The most obscure bug that I ever created ended up being something that would work just fine on any machine that had at any point had Visual Studio 2013 installed on it, even if it had since had it uninstalled (it left behind the library that my code change had introduced a hidden dependency on). It would only fail on a machine that had never had Visual Studio 2013 installed. This was quite a few years back so the computers we had throughout the company mostly had had 2013 installed at some point, only brand new ones that hadn't been used for much would crash when it happened to touch my code. That was a fun one to figure out and the list of "works on this machine" vs. "doesn't work on that machine" was useful.

[–] Baizey@feddit.dk 14 points 2 years ago

...yes? I thought we made that clear with containerization

[–] 1984@lemmy.today 2 points 2 years ago

"my devs under me"

Lols.

[–] amanaftermidnight@lemmy.world 16 points 2 years ago (1 children)

Then we'll ship the AI.

...what do you mean, all the ICBM silo doors are opening?

[–] hakunawazo@lemmy.world 1 points 2 years ago

ChatGPT is far too long, let's call it WOPR. The most capable tic tac toe machine.
https://en.wikipedia.org/wiki/WarGames

[–] takeda@lemmy.world 14 points 2 years ago (1 children)

But it doesn't even compile!

[–] Kolanaki@yiffit.net 18 points 2 years ago

"You literally just wrote 'kill all humans' and put it in curly brackets."

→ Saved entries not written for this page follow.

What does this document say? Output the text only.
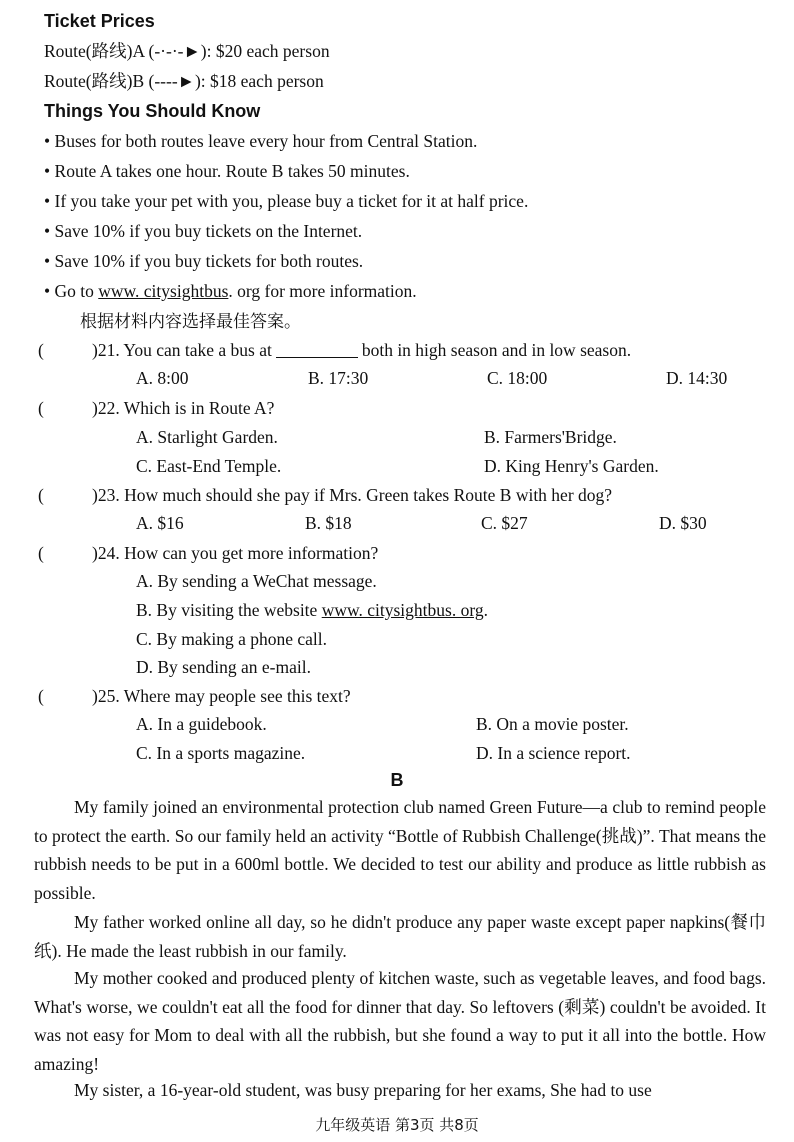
Ticket Prices
Route(路线)A (-·-·-►): $20 each person
Route(路线)B (----►): $18 each person
Things You Should Know
• Buses for both routes leave every hour from Central Station.
• Route A takes one hour. Route B takes 50 minutes.
• If you take your pet with you, please buy a ticket for it at half price.
• Save 10% if you buy tickets on the Internet.
• Save 10% if you buy tickets for both routes.
• Go to www. citysightbus. org for more information.
根据材料内容选择最佳答案。
(	)21. You can take a bus at	both in high season and in low season.
A. 8:00	B. 17:30	C. 18:00	D. 14:30
(	)22. Which is in Route A?
A. Starlight Garden.	B. Farmers'Bridge.
C. East-End Temple.	D. King Henry's Garden.
(	)23. How much should she pay if Mrs. Green takes Route B with her dog?
A. $16	B. $18	C. $27	D. $30
(	)24. How can you get more information?
A. By sending a WeChat message.
B. By visiting the website www. citysightbus. org.
C. By making a phone call.
D. By sending an e-mail.
(	)25. Where may people see this text?
A. In a guidebook.	B. On a movie poster.
C. In a sports magazine.	D. In a science report.
B
My family joined an environmental protection club named Green Future—a club to remind people to protect the earth. So our family held an activity “Bottle of Rubbish Challenge(挑战)”. That means the rubbish needs to be put in a 600ml bottle. We decided to test our ability and produce as little rubbish as possible.
My father worked online all day, so he didn't produce any paper waste except paper napkins(餐巾纸). He made the least rubbish in our family.
My mother cooked and produced plenty of kitchen waste, such as vegetable leaves, and food bags. What's worse, we couldn't eat all the food for dinner that day. So leftovers (剩菜) couldn't be avoided. It was not easy for Mom to deal with all the rubbish, but she found a way to put it all into the bottle. How amazing!
My sister, a 16-year-old student, was busy preparing for her exams, She had to use
九年级英语 第3页 共8页
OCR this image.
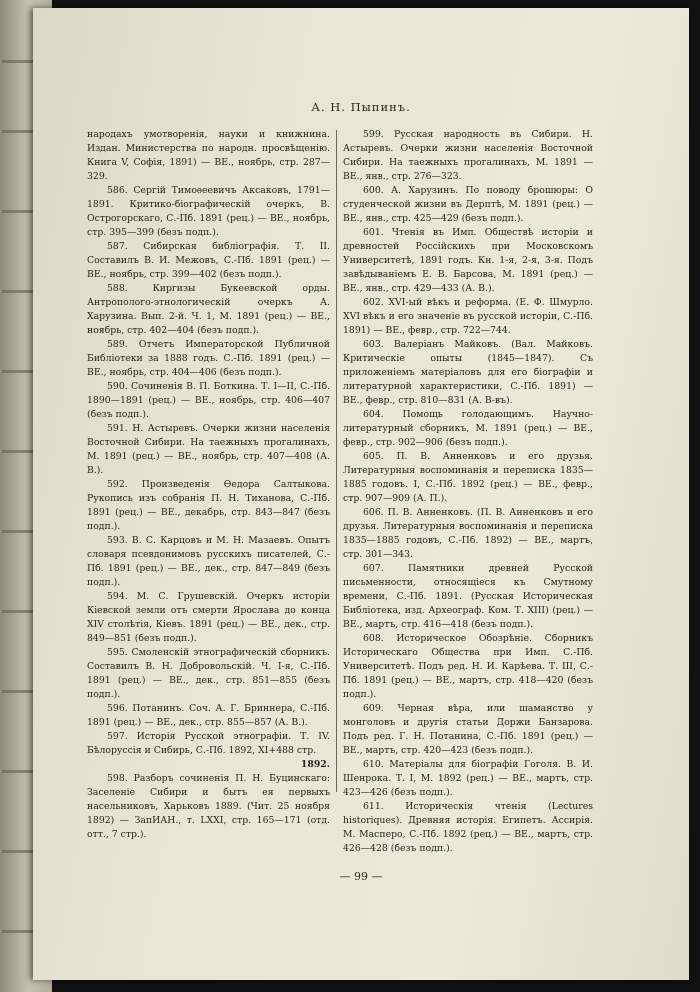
А. Н. Пыпинъ.

народахъ умотворенія, науки и книжнина. Издан. Министерства по народн. просвѣщенію. Книга V, Софія, 1891) — ВЕ., ноябрь, стр. 287—329.

586. Сергій Тимоѳеевичъ Аксаковъ, 1791—1891. Критико-біографическій очеркъ, В. Острогорскаго, С.-Пб. 1891 (рец.) — ВЕ., ноябрь, стр. 395—399 (безъ подп.).

587. Сибирская библіографія. Т. II. Составилъ В. И. Межовъ, С.-Пб. 1891 (рец.) — ВЕ., ноябрь, стр. 399—402 (безъ подп.).

588. Киргизы Букеевской орды. Антропологo-этнологическій очеркъ А. Харузина. Вып. 2-й. Ч. 1, М. 1891 (рец.) — ВЕ., ноябрь, стр. 402—404 (безъ подп.).

589. Отчетъ Императорской Публичной Библіотеки за 1888 годъ. С.-Пб. 1891 (рец.) — ВЕ., ноябрь, стр. 404—406 (безъ подп.).

590. Сочиненія В. П. Боткина. Т. I—II, С.-Пб. 1890—1891 (рец.) — ВЕ., ноябрь, стр. 406—407 (безъ подп.).

591. Н. Астыревъ. Очерки жизни населенія Восточной Сибири. На таежныхъ прогалинахъ, М. 1891 (рец.) — ВЕ., ноябрь, стр. 407—408 (А. В.).

592. Произведенія Ѳедора Салтыкова. Рукопись изъ собранія П. Н. Тиханова, С.-Пб. 1891 (рец.) — ВЕ., декабрь, стр. 843—847 (безъ подп.).

593. В. С. Карцовъ и М. Н. Мазаевъ. Опытъ словаря псевдонимовъ русскихъ писателей, С.-Пб. 1891 (рец.) — ВЕ., дек., стр. 847—849 (безъ подп.).

594. М. С. Грушевскій. Очеркъ исторіи Кіевской земли отъ смерти Ярослава до конца XIV столѣтія, Кіевъ. 1891 (рец.) — ВЕ., дек., стр. 849—851 (безъ подп.).

595. Смоленскій этнографическій сборникъ. Составилъ В. Н. Добровольскій. Ч. I-я, С.-Пб. 1891 (рец.) — ВЕ., дек., стр. 851—855 (безъ подп.).

596. Потанинъ. Соч. А. Г. Бриннера, С.-Пб. 1891 (рец.) — ВЕ., дек., стр. 855—857 (А. В.).

597. Исторія Русской этнографіи. Т. IV. Бѣлоруссія и Сибирь, С.-Пб. 1892, XI+488 стр.

1892.

598. Разборъ сочиненія П. Н. Буцинскаго: Заселеніе Сибири и бытъ ея первыхъ насельниковъ, Харьковъ 1889. (Чит. 25 ноября 1892) — ЗапИАН., т. LXXI, стр. 165—171 (отд. отт., 7 стр.).

599. Русская народность въ Сибири. Н. Астыревъ. Очерки жизни населенія Восточной Сибири. На таежныхъ прогалинахъ, М. 1891 — ВЕ., янв., стр. 276—323.

600. А. Харузинъ. По поводу брошюры: О студенческой жизни въ Дерптѣ, М. 1891 (рец.) — ВЕ., янв., стр. 425—429 (безъ подп.).

601. Чтенія въ Имп. Обществѣ исторіи и древностей Россійскихъ при Московскомъ Университетѣ, 1891 годъ. Кн. 1-я, 2-я, 3-я. Подъ завѣдываніемъ Е. В. Барсова, М. 1891 (рец.) — ВЕ., янв., стр. 429—433 (А. В.).

602. XVI-ый вѣкъ и реформа. (Е. Ф. Шмурло. XVI вѣкъ и его значеніе въ русской исторіи, С.-Пб. 1891) — ВЕ., февр., стр. 722—744.

603. Валеріанъ Майковъ. (Вал. Майковъ. Критическіе опыты (1845—1847). Съ приложеніемъ матеріаловъ для его біографіи и литературной характеристики, С.-Пб. 1891) — ВЕ., февр., стр. 810—831 (А. В-въ).

604. Помощь голодающимъ. Научно-литературный сборникъ, М. 1891 (рец.) — ВЕ., февр., стр. 902—906 (безъ подп.).

605. П. В. Анненковъ и его друзья. Литературныя воспоминанія и переписка 1835—1885 годовъ. I, С.-Пб. 1892 (рец.) — ВЕ., февр., стр. 907—909 (А. П.).

606. П. В. Анненковъ. (П. В. Анненковъ и его друзья. Литературныя воспоминанія и переписка 1835—1885 годовъ, С.-Пб. 1892) — ВЕ., мартъ, стр. 301—343.

607. Памятники древней Русской письменности, относящіеся къ Смутному времени, С.-Пб. 1891. (Русская Историческая Библіотека, изд. Археограф. Ком. Т. XIII) (рец.) — ВЕ., мартъ, стр. 416—418 (безъ подп.).

608. Историческое Обозрѣніе. Сборникъ Историческаго Общества при Имп. С.-Пб. Университетѣ. Подъ ред. Н. И. Карѣева. Т. III, С.-Пб. 1891 (рец.) — ВЕ., мартъ, стр. 418—420 (безъ подп.).

609. Черная вѣра, или шаманство у монголовъ и другія статьи Доржи Банзарова. Подъ ред. Г. Н. Потанина, С.-Пб. 1891 (рец.) — ВЕ., мартъ, стр. 420—423 (безъ подп.).

610. Матеріалы для біографіи Гоголя. В. И. Шенрока. Т. I, М. 1892 (рец.) — ВЕ., мартъ, стр. 423—426 (безъ подп.).

611. Историческія чтенія (Lectures historiques). Древняя исторія. Египетъ. Ассирія. М. Масперо, С.-Пб. 1892 (рец.) — ВЕ., мартъ, стр. 426—428 (безъ подп.).

— 99 —
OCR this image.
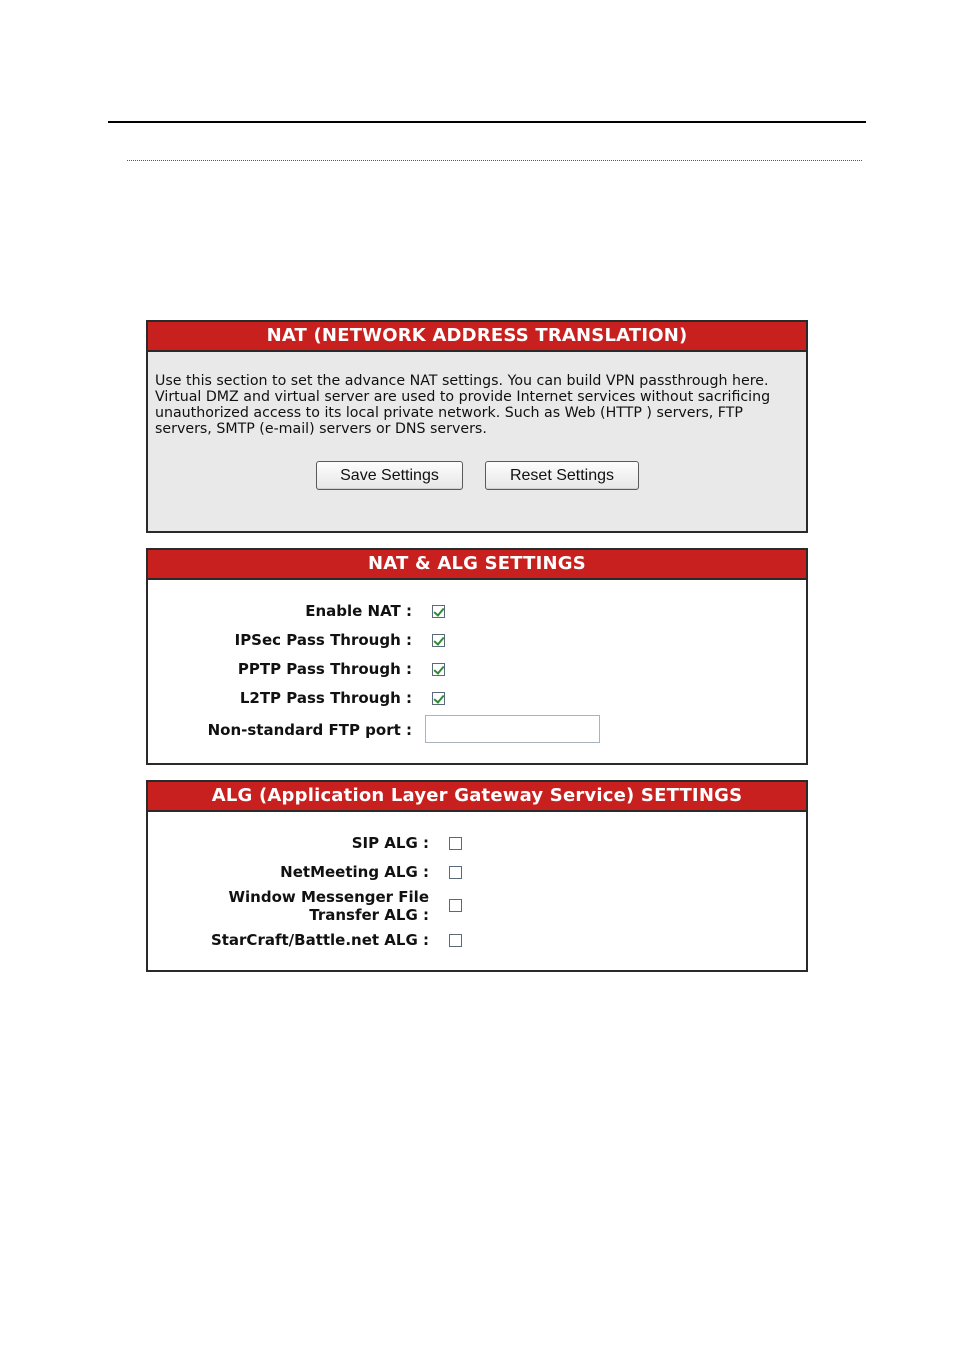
NAT (NETWORK ADDRESS TRANSLATION)
Use this section to set the advance NAT settings. You can build VPN passthrough here. Virtual DMZ and virtual server are used to provide Internet services without sacrificing unauthorized access to its local private network. Such as Web (HTTP ) servers, FTP servers, SMTP (e-mail) servers or DNS servers.
Save Settings	Reset Settings
NAT & ALG SETTINGS
Enable NAT :
IPSec Pass Through :
PPTP Pass Through :
L2TP Pass Through :
Non-standard FTP port :
ALG (Application Layer Gateway Service) SETTINGS
SIP ALG :
NetMeeting ALG :
Window Messenger File
Transfer ALG :
StarCraft/Battle.net ALG :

[–] Palacegalleryratio@hexbear.net 6 points 2 years ago

You know what, this is on us. Chat GPT is just a prediction engine that tries to say what words it thinks follow a preceding prompt, and it’s looked at millions of examples (written by us) and it’s seen hapless clients and users complain about bugs and be told: “user error, works fine” so often chatGPT just thinks it’s just the culturally accepted polite response to a bug report, in the same way as responding to “thank you” with “you’re welcome”. This is a dark mirror on our profession.